DRC shutters two private news channels



Authorities in the Democratic Republic of Congo have ordered the closure of two privately-owned news channels. The decision was condemned by media rights groups and officials should allow the channels to resume broadcasting immediately, says the Committee to Protect Journalists:

Lambert Mende, the Congolese minister of communication and media, released a statement on January 20 saying that Nyota TV, and Radio TV Mapendo, both part of a news group based in Lubumbashi, Haut-Katanga province, had been ordered off air effective January 28, for allegedly failing to pay taxes and licensing fees, according to reports. Though the transmissions were cut, the TV Nyota website has continued to operate.

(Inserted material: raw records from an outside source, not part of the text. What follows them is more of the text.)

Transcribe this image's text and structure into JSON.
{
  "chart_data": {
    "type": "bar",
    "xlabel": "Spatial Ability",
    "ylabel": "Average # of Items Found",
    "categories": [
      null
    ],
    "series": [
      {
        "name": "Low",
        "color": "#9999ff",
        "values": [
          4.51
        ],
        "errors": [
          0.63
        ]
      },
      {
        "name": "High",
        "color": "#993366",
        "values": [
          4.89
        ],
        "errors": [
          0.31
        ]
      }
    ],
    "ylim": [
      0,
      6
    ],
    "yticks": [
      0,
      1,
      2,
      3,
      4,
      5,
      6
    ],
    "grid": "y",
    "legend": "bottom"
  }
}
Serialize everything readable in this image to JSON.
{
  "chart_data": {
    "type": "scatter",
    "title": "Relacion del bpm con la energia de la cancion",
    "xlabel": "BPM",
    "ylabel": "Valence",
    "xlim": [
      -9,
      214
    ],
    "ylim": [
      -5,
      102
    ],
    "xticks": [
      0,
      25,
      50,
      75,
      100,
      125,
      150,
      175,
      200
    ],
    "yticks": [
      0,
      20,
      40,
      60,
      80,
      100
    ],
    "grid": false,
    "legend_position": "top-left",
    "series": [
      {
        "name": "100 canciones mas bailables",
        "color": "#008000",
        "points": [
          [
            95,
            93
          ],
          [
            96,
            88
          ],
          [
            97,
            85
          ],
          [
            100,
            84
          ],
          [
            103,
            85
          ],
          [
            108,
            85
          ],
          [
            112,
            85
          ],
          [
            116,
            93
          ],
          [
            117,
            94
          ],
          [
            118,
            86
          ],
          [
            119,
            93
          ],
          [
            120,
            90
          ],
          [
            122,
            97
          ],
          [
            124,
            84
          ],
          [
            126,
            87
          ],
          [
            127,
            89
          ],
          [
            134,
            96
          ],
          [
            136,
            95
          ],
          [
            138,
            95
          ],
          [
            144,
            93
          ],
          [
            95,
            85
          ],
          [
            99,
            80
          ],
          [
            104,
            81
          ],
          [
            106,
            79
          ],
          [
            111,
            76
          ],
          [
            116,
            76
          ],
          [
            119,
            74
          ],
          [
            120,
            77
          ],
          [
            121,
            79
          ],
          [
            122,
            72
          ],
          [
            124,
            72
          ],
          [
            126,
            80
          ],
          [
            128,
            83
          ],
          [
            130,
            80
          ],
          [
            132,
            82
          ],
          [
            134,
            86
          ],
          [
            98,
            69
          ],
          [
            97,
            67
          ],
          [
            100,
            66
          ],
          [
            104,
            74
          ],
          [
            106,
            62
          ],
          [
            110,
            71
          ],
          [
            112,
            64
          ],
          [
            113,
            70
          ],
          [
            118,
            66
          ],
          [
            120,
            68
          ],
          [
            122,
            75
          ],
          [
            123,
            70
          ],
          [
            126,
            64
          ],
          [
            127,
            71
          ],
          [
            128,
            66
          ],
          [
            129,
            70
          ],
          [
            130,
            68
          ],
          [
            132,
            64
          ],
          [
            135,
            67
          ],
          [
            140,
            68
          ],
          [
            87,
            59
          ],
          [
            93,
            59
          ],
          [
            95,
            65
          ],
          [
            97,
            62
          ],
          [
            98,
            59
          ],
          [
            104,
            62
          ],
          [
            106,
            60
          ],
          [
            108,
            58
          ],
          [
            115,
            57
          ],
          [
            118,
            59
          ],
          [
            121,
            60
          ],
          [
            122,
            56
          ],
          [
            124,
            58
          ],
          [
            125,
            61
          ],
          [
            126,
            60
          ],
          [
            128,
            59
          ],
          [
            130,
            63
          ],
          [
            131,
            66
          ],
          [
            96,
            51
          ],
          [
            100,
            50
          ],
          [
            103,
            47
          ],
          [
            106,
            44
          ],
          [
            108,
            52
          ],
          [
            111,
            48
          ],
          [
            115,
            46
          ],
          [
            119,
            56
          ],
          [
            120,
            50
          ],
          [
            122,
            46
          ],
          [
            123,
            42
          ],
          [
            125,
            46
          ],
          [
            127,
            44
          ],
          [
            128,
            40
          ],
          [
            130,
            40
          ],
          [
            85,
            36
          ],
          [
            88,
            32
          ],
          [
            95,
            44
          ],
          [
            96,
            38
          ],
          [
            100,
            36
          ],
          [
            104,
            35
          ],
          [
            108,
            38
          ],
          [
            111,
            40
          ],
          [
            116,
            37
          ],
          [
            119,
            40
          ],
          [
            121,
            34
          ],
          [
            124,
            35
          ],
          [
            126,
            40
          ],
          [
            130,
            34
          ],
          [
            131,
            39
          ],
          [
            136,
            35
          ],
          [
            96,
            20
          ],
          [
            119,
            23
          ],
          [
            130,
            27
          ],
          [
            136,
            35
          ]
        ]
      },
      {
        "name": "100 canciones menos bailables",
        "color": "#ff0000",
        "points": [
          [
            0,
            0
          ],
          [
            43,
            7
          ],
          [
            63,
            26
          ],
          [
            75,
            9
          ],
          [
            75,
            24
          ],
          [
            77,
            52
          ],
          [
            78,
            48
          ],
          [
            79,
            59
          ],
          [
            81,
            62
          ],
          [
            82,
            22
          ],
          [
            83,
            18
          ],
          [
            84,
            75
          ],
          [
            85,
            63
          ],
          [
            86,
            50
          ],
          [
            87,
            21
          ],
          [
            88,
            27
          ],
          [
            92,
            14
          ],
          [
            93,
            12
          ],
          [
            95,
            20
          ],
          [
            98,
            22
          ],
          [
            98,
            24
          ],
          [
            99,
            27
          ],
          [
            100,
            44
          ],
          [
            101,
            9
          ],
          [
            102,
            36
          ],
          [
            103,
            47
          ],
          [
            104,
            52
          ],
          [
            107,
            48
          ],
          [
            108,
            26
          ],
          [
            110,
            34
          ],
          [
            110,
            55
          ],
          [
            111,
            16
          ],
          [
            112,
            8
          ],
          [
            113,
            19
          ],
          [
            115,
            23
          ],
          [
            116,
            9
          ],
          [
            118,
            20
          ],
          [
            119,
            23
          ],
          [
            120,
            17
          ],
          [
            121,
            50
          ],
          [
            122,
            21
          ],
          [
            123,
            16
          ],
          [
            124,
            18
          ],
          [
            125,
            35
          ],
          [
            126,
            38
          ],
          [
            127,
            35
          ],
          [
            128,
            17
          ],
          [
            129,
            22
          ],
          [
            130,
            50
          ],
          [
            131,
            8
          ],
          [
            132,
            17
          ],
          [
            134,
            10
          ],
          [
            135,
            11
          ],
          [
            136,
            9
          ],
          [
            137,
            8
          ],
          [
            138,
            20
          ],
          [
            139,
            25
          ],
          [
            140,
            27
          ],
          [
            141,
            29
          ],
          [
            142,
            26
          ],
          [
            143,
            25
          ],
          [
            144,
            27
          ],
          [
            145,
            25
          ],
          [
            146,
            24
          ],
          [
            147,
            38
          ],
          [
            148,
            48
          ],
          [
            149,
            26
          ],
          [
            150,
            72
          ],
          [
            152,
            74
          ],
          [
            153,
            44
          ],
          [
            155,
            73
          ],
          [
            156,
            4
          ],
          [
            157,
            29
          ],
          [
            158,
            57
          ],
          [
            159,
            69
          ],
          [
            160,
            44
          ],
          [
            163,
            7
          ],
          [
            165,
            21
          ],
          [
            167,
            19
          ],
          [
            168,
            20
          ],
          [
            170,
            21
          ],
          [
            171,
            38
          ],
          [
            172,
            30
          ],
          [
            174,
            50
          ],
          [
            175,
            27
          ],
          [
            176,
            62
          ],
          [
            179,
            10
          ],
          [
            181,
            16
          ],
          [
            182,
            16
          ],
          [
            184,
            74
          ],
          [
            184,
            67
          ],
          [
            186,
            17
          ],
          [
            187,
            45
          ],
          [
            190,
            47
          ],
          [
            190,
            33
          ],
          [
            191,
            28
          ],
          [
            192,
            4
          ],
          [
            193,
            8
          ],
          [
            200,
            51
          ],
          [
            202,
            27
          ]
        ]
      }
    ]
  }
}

Olivier Tuta, the director general of both stations, said the outstanding payments of USD$40,000 had been made on January 25 and 26, according to the press freedom group Journaliste en Danger and a statement from the local press freedom group OLPA [L’Observatoire de la Liberté de la Presse en Afrique – a grantee of the National Endowment for Democracy].

Both stations are owned by Moïse Katumbi, a businessman and politician who left the ruling party in September 2015 and later joined an opposition party, according to reports and the statement by Journaliste en Danger .  Katumbi, who was formerly the governor of Haut-Katanga province, has been rumored in reports as a potential opposition candidate ahead of the presidential elections due to take place later this year.

“The Congolese authorities should allow Nyota TV and Radio TV Mapendo to resume broadcasting immediately,” said CPJ Deputy Executive Director Robert Mahoney. “Broadcasting is a public service and governments cannot use the pretext of non-payment of licensing fees to hastily shutter those stations whose views they may not like.”

Over the past 12 months CPJ has documented several attacks on the press in the Democratic Republic of Congo, from blocking Internet and cell phone access and banning the screening of a critical documentary, to arbitrary arrests and physical attacks on journalists.